Summary: In this sermon I share the popular ACTS model of prayer. It is a way of praying which gives us a model to follow when we pray much in the same way that Jesus did when he gave us the Lord’s Prayer.
Praying For Action, Psalm 46:1
It’s reported that one Sunday an ol’ country preacher in Mississippi prayed the following prayer just before delivering sermon: “Oh Lord, give Thy servant this mornin’ the eyes of the eagle and the wisdom of the owl;
Connect his soul with the gospel telephone in the central skies; ‘luminate his brow with the Sun of heaven; possess his mind with love for the people; turpentine his imagination, grease his lips with ‘possum oil, loosen his tongue with the sledge hammer of Thy power;
‘Lectrify his brain with the lightnin’ of the word; put ‘petual motion on his arms; fill him plum full of the dynamite of Thy glory; ‘noint him all over with the kerosene oil of Thy salvation and SET HIM ON FIRE. Amen!”

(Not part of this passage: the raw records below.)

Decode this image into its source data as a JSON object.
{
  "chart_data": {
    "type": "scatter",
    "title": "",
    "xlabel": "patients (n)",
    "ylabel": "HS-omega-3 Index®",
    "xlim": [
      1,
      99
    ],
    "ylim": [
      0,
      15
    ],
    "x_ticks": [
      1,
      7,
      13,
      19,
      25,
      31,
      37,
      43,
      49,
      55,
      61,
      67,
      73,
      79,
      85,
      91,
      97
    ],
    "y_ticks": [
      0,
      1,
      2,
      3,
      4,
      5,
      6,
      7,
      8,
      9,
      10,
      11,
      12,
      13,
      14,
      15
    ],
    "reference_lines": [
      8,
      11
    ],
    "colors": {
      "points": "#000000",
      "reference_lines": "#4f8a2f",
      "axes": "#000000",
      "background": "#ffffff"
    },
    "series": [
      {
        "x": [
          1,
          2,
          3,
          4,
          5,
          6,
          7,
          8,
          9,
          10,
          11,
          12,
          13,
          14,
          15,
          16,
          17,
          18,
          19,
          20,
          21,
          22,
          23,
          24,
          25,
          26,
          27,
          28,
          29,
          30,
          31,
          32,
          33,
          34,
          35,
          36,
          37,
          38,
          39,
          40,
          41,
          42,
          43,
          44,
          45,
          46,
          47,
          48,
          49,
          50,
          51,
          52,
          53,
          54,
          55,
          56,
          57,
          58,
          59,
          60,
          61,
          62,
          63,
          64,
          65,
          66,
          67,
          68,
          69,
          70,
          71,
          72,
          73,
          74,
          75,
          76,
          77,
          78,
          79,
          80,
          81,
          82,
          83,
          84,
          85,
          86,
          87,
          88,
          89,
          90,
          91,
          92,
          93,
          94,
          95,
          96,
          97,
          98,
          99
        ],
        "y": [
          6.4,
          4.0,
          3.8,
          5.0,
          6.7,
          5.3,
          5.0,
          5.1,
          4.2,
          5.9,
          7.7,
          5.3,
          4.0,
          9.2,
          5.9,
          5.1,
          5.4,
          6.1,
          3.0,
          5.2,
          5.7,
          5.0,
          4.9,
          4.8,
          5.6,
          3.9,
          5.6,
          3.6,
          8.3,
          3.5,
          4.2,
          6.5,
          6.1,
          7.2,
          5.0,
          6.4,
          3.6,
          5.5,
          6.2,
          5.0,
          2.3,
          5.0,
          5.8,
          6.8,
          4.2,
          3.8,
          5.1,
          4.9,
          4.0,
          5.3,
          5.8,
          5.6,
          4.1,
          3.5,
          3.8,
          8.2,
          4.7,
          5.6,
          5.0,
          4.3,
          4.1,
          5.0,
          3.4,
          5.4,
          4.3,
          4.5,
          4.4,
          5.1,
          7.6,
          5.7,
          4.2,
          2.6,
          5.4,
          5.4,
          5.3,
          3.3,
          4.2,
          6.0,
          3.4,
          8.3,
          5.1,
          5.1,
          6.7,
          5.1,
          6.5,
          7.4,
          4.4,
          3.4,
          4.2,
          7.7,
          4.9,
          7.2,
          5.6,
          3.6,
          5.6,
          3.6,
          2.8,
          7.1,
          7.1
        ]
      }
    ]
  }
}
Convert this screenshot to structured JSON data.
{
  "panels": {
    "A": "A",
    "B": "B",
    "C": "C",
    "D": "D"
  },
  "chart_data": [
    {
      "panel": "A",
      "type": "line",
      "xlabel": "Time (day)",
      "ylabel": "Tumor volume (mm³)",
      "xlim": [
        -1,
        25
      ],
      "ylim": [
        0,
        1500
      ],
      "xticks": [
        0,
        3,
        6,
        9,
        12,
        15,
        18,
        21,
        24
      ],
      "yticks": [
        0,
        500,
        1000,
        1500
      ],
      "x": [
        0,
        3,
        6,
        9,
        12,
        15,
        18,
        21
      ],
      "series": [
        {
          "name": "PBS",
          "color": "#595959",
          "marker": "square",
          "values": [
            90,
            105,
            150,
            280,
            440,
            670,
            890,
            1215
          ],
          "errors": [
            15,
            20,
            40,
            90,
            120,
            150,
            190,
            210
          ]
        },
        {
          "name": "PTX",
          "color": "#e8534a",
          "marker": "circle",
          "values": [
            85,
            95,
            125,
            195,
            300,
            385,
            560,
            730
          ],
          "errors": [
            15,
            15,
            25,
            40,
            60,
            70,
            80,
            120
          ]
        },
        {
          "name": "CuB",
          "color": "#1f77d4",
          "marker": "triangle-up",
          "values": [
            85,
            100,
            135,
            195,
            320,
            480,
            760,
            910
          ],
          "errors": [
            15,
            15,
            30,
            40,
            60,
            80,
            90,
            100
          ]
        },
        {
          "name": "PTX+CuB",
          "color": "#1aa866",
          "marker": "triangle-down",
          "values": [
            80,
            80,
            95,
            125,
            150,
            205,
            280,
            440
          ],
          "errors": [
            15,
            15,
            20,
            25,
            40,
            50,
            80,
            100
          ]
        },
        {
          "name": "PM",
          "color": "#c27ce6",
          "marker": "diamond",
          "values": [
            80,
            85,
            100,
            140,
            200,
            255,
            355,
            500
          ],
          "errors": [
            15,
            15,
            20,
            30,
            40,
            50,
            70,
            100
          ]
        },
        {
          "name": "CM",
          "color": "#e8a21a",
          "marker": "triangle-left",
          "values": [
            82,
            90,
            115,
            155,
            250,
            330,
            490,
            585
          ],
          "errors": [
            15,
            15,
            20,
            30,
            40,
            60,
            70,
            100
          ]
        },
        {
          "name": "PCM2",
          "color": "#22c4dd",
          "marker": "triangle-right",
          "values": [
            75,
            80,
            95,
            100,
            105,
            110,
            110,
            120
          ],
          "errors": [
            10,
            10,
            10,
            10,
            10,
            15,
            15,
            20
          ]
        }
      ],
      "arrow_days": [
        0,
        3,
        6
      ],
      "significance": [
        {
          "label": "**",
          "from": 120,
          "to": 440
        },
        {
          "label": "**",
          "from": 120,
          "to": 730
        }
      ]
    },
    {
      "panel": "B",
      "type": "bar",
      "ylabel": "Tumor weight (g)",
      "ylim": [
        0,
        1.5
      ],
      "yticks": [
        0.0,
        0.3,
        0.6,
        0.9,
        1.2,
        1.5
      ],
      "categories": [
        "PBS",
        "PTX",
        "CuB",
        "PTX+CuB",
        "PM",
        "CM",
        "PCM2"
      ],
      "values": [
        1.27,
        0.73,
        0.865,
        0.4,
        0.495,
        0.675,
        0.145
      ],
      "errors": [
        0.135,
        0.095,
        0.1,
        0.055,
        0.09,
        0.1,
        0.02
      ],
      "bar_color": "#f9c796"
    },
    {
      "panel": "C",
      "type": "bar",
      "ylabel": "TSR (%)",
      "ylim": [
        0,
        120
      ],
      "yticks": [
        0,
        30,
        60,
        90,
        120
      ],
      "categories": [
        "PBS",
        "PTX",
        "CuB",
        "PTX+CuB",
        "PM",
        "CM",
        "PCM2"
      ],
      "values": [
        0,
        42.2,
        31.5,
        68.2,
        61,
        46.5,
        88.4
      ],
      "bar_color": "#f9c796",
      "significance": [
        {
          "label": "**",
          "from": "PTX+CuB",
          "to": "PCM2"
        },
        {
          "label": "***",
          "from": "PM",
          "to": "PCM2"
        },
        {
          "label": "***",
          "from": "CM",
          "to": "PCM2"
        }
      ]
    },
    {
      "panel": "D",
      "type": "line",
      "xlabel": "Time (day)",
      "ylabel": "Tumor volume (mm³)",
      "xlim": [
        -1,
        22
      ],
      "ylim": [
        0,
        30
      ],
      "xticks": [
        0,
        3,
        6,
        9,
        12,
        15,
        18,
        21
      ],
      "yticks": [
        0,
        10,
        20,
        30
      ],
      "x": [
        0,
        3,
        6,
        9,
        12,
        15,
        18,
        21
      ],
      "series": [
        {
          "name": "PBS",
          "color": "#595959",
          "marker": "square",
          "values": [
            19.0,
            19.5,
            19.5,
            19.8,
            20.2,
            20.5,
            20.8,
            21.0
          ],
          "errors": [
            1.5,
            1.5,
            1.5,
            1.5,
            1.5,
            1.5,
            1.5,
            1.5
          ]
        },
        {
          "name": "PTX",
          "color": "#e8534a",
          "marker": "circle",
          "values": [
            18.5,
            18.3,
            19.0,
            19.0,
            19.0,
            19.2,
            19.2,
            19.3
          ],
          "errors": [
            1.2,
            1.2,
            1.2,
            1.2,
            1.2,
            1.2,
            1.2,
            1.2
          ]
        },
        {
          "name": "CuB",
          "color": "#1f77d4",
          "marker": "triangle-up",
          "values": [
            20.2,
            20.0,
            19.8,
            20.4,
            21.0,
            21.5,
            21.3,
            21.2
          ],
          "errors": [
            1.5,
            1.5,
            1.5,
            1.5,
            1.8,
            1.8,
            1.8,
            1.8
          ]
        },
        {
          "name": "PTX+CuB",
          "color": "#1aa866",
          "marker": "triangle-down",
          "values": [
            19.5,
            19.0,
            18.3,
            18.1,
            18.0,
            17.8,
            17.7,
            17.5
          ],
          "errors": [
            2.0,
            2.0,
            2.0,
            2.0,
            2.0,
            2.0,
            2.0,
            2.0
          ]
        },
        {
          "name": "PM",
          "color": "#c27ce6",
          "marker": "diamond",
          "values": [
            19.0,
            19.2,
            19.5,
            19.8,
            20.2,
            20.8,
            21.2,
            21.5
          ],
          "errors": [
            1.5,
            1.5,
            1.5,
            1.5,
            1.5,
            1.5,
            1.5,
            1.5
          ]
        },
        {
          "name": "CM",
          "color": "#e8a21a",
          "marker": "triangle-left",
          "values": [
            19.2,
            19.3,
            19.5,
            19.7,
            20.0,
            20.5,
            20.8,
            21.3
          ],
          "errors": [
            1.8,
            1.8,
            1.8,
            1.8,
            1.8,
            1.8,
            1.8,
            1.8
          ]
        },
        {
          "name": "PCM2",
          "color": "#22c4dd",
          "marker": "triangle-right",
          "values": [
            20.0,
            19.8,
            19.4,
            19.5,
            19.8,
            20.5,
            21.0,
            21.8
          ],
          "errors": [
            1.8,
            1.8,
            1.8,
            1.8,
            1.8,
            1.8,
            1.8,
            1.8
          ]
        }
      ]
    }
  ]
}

I am often asked questions about prayer. One person wants to know why to pray, while another person wants to know what to pray. Is it appropriate to pray only for yourself? Is it correct to pray only for others?
Is a prayer considered a good prayer based on how loudly or fiery it is prayed like the southern preacher in the story I just shared with you?
This morning I want to share with you the popular ACTS model of prayer. It is a way of praying which gives us a model to follow when we pray much in the same way that Jesus did when he gave us the Lord’s Prayer.
ACTS is an acronym with each letter telling us about a certain aspect of prayer. At the same time it also reminds us that a vibrant prayer life pushes toward action.
The A stands for Adoration: proclaiming who God is and the attributes of His character. The C stands for Confession: personal cleansing, repentance, putting on of Christ’s nature.
The T is for Thanksgiving: praise offering, remembering the works of the Lord, meditation. The S stands for Supplication: asking, intercession, and petitioning according to His will
The Acts Prayer Model (Adapted from the Joseph Company’s Teachings)
The ACTS Prayer Model is a tool to help guide you into the Presence of God during your personal devotional time. It is a means of intentional prayer.
Take time to adore the Lord and give Him the affection of your heart. Do not ask anything. Focus on the attributes of God and declare who He is. Pray through the scriptures (specifically Psalms) to give yourself language for your adoration.
Wayne Muller, in his book “Learning to Pray,” writes, “In northern California, there is fog in the morning. As I write this, looking out my window, I know that the mountains and the trees, the grasses and the sky, remain hidden in the fog, but I cannot see them with my eyes.
Instead, I feel their presence in my body, I know the shapes that lie behind the fog for having seen them, watched them emerge again and again. It is a primitive kind of faith, based on repetition and proof, but a kind of faith that the fog will, indeed, lift. Slowly, as the sun warms the earth, the fog begins to clear.
And as it does, outlines appear, colors, textures, and, finally, the sky and sun are quietly revealed and I can see them all. This is prayer. This is deep, faithful listening, waiting for what is hidden to be revealed.
Prayer is not words; prayer is what happens when you listen and wait, beneath the words, for the outline of heaven to emerge.”
Psalm 46:1 says, “God is our refuge and strength… ever-present help in times of trouble…” God is abundantly available; He is always there when we need Him.
Romans 8:38 says, “neither death nor life, neither angels nor demons, neither the present nor the future, nor any powers can separate me from your love.”
If we are to experience God in our prayer lives then we have to learn to perceive what is behind the fog in our life. What lies behind the financial concerns of every day life...? A God who provides!
What lies behind our sometimes limited faith…? A God who is patiently waiting to fill us with all of the faith that we need for this life! Indeed, it is when the fog is lifted that we see things for what they really are!
Alexander Pope, the English poet of the early eighteenth century, wrote, “A man should never be ashamed to own he has been in the wrong, which is but saying, in other words, that he is wiser today than he was yesterday.”
The ultimate act of spiritual warfare is that which we do against our own corrupt nature. By lingering in the place of repentance, we rid ourselves of the sinful nature and take on the nature of Christ.